Behavioral classification from animal-borne IMU tags is typically completed once the tag is recovered and the raw data can be downloaded. However, real-time behavioral monitoring requires data transmission from the tag to a nearby receiver. In this case, either the raw data must be transmitted from the tag and be classified onboard the receiver, or the classification occurs onboard the tag and the class prediction is transmitted. A study by le Roux et al. [
79] indicated that behavioral classification onboard the tag (using linear discriminant analysis) and transmission reduced the tag’s battery consumption 27-fold compared to transmitting the raw data. This can lead to a substantial increase in the time a tag functions while on the animal, providing obvious benefits (e.g., reducing how often an animal needs to be recaptured if continuous monitoring is required, increased ability to capture rare events, etc.). Alternatively, on-animal classification and storage of the behavior, in favor of storing all the raw data, led to a 469-fold reduction in memory use and a 1.3% increase in power consumption [
79]. However, the primary limitation of deep learning is the computational power required, which may prove problematic for on-animal classification where a larger battery, and thus bigger tag would be required. In such instances, a conventional machine learning approach may be more practical.

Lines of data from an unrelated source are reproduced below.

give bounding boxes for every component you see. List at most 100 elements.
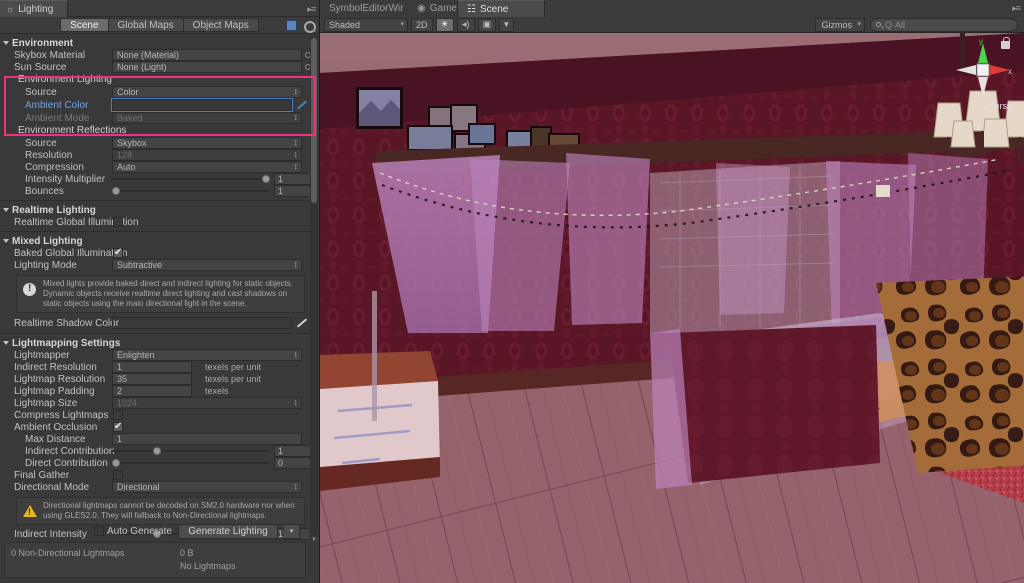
- eyedropper-icon-shadow[interactable]: [296, 317, 307, 328]
- lighting-toolbar-right: [286, 19, 316, 33]
- lighting-tabs-toolbar: Scene Global Maps Object Maps: [0, 17, 319, 34]
- label-lightmap-padding: Lightmap Padding: [14, 385, 95, 397]
- row-reflection-resolution: Resolution 128: [0, 149, 311, 161]
- foldout-mixed-lighting-label: Mixed Lighting: [12, 235, 83, 247]
- panel-menu-icon[interactable]: ▸≡: [307, 4, 316, 15]
- foldout-mixed-lighting[interactable]: Mixed Lighting: [0, 235, 311, 247]
- checkbox-compress-lightmaps[interactable]: [113, 410, 123, 420]
- tab-scene-view-label: Scene: [479, 3, 509, 15]
- value-bounces[interactable]: 1: [274, 185, 311, 197]
- color-field-ambient-color[interactable]: [111, 98, 293, 112]
- dropdown-reflection-source[interactable]: Skybox: [112, 137, 302, 149]
- input-indirect-resolution[interactable]: 1: [112, 361, 192, 373]
- row-directional-mode: Directional Mode Directional: [0, 481, 311, 493]
- scene-viewport[interactable]: y x Persp: [320, 33, 1024, 583]
- foldout-environment[interactable]: Environment: [0, 37, 311, 49]
- row-baked-gi: Baked Global Illumination: [0, 247, 311, 259]
- toggle-2d[interactable]: 2D: [411, 17, 433, 32]
- draw-mode-dropdown[interactable]: Shaded: [324, 17, 408, 32]
- gizmo-projection-label[interactable]: Persp: [982, 101, 1012, 111]
- slider-intensity-multiplier[interactable]: [112, 175, 270, 183]
- scene-search-placeholder: Q·All: [885, 19, 905, 30]
- dropdown-ambient-source[interactable]: Color: [112, 86, 302, 98]
- row-lightmap-size: Lightmap Size 1024: [0, 397, 311, 409]
- checkbox-baked-gi[interactable]: [113, 247, 123, 258]
- gizmo-lock-icon[interactable]: [1001, 37, 1010, 49]
- scene-effects-dropdown-icon[interactable]: ▾: [499, 17, 514, 32]
- slider-indirect-contribution[interactable]: [112, 447, 270, 455]
- row-reflection-source: Source Skybox: [0, 137, 311, 149]
- lightmap-preview-icon[interactable]: [286, 19, 297, 31]
- eyedropper-icon-ambient[interactable]: [296, 99, 307, 110]
- label-indirect-contribution: Indirect Contribution: [25, 445, 115, 457]
- scene-orientation-gizmo[interactable]: y x Persp: [952, 37, 1014, 119]
- generate-lighting-dropdown-icon[interactable]: ▾: [284, 523, 300, 539]
- slider-direct-contribution[interactable]: [112, 459, 270, 467]
- slider-knob-bounces[interactable]: [112, 187, 120, 195]
- lighting-panel-scrollbar[interactable]: ▲ ▼: [310, 28, 318, 543]
- scene-panel-menu-icon[interactable]: ▸≡: [1012, 3, 1021, 14]
- tab-symbol-editor[interactable]: SymbolEditorWir: [320, 0, 412, 17]
- scroll-down-arrow-icon[interactable]: ▼: [311, 537, 317, 543]
- dropdown-lighting-mode[interactable]: Subtractive: [112, 259, 302, 271]
- lighting-panel: ☼ Lighting ▸≡ Scene Global Maps Object M…: [0, 0, 320, 583]
- tab-object-maps[interactable]: Object Maps: [182, 18, 259, 32]
- window-tab-lighting[interactable]: ☼ Lighting: [0, 0, 69, 17]
- slider-knob-intensity-multiplier[interactable]: [262, 175, 270, 183]
- value-intensity-multiplier[interactable]: 1: [274, 173, 311, 185]
- foldout-realtime-lighting[interactable]: Realtime Lighting: [0, 204, 311, 216]
- color-field-realtime-shadow-color[interactable]: [112, 317, 292, 329]
- checkbox-final-gather[interactable]: [113, 470, 123, 480]
- value-direct-contribution[interactable]: 0: [274, 457, 311, 469]
- dropdown-lightmap-size[interactable]: 1024: [112, 397, 302, 409]
- toggle-scene-effects[interactable]: ▣: [477, 17, 497, 32]
- scene-search-input[interactable]: Q·All: [870, 17, 1018, 32]
- toggle-scene-audio[interactable]: ◂): [456, 17, 475, 32]
- slider-knob-indirect-contribution[interactable]: [153, 447, 161, 455]
- scene-view-toolbar: Shaded 2D ☀ ◂) ▣ ▾ Gizmos Q·All: [320, 17, 1024, 33]
- value-indirect-contribution[interactable]: 1: [274, 445, 311, 457]
- scrollbar-thumb[interactable]: [311, 38, 317, 203]
- generate-lighting-button[interactable]: Generate Lighting: [178, 523, 278, 539]
- subheader-environment-lighting: Environment Lighting: [18, 74, 112, 85]
- gizmo-axis-x-label: x: [1008, 67, 1012, 76]
- slider-bounces[interactable]: [112, 187, 270, 195]
- dropdown-directional-mode[interactable]: Directional: [112, 481, 302, 493]
- label-lighting-mode: Lighting Mode: [14, 259, 77, 271]
- field-sun-source[interactable]: None (Light): [112, 61, 302, 73]
- field-skybox-material[interactable]: None (Material): [112, 49, 302, 61]
- label-baked-gi: Baked Global Illumination: [14, 247, 128, 259]
- checkbox-ambient-occlusion[interactable]: [113, 421, 123, 432]
- toggle-scene-lighting[interactable]: ☀: [435, 17, 454, 32]
- label-lightmap-resolution: Lightmap Resolution: [14, 373, 106, 385]
- generate-row: Auto Generate Generate Lighting ▾: [0, 523, 310, 539]
- tab-scene[interactable]: Scene: [60, 18, 108, 32]
- chevron-down-icon: [3, 239, 9, 243]
- label-ambient-color: Ambient Color: [25, 99, 89, 111]
- info-box-mixed-lighting: Mixed lights provide baked direct and in…: [16, 275, 305, 313]
- checkbox-auto-generate[interactable]: [93, 526, 104, 536]
- checkbox-realtime-gi[interactable]: [113, 217, 123, 227]
- divider-2: [0, 231, 311, 232]
- input-max-distance[interactable]: 1: [112, 433, 302, 445]
- dropdown-reflection-compression[interactable]: Auto: [112, 161, 302, 173]
- input-lightmap-resolution[interactable]: 35: [112, 373, 192, 385]
- label-compress-lightmaps: Compress Lightmaps: [14, 409, 109, 421]
- scroll-up-arrow-icon[interactable]: ▲: [311, 28, 317, 34]
- slider-knob-direct-contribution[interactable]: [112, 459, 120, 467]
- foldout-lightmapping-settings[interactable]: Lightmapping Settings: [0, 337, 311, 349]
- dropdown-reflection-resolution[interactable]: 128: [112, 149, 302, 161]
- tab-scene-view[interactable]: ☷ Scene: [457, 0, 545, 17]
- dropdown-lightmapper[interactable]: Enlighten: [112, 349, 302, 361]
- input-lightmap-padding[interactable]: 2: [112, 385, 192, 397]
- tab-global-maps[interactable]: Global Maps: [107, 18, 183, 32]
- divider-1: [0, 200, 311, 201]
- row-ambient-occlusion: Ambient Occlusion: [0, 421, 311, 433]
- scene-icon: ☷: [467, 3, 476, 15]
- auto-generate-control[interactable]: Auto Generate: [93, 525, 172, 537]
- unit-lightmap-resolution: texels per unit: [205, 374, 262, 384]
- row-ambient-color: Ambient Color: [0, 98, 311, 112]
- label-lightmap-size: Lightmap Size: [14, 397, 78, 409]
- gizmos-dropdown[interactable]: Gizmos: [815, 17, 865, 32]
- label-auto-generate: Auto Generate: [106, 525, 172, 537]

Overall, our study describes a novel multi-sensor tag with a reliable attachment method to a large reef fish that can be applied to analogous species around the world. Furthermore, analyses of behaviors revealed from the tag indicates better performance of a deep learning approach at classifying IMU data into behaviors compared to two commonly employed conventional ML approaches. The authors recommend that researchers looking to optimize classification of animal-borne IMU data into behavioral classes more regularly consider deep learning approaches alongside conventional ML approaches when developing and selecting a classifier.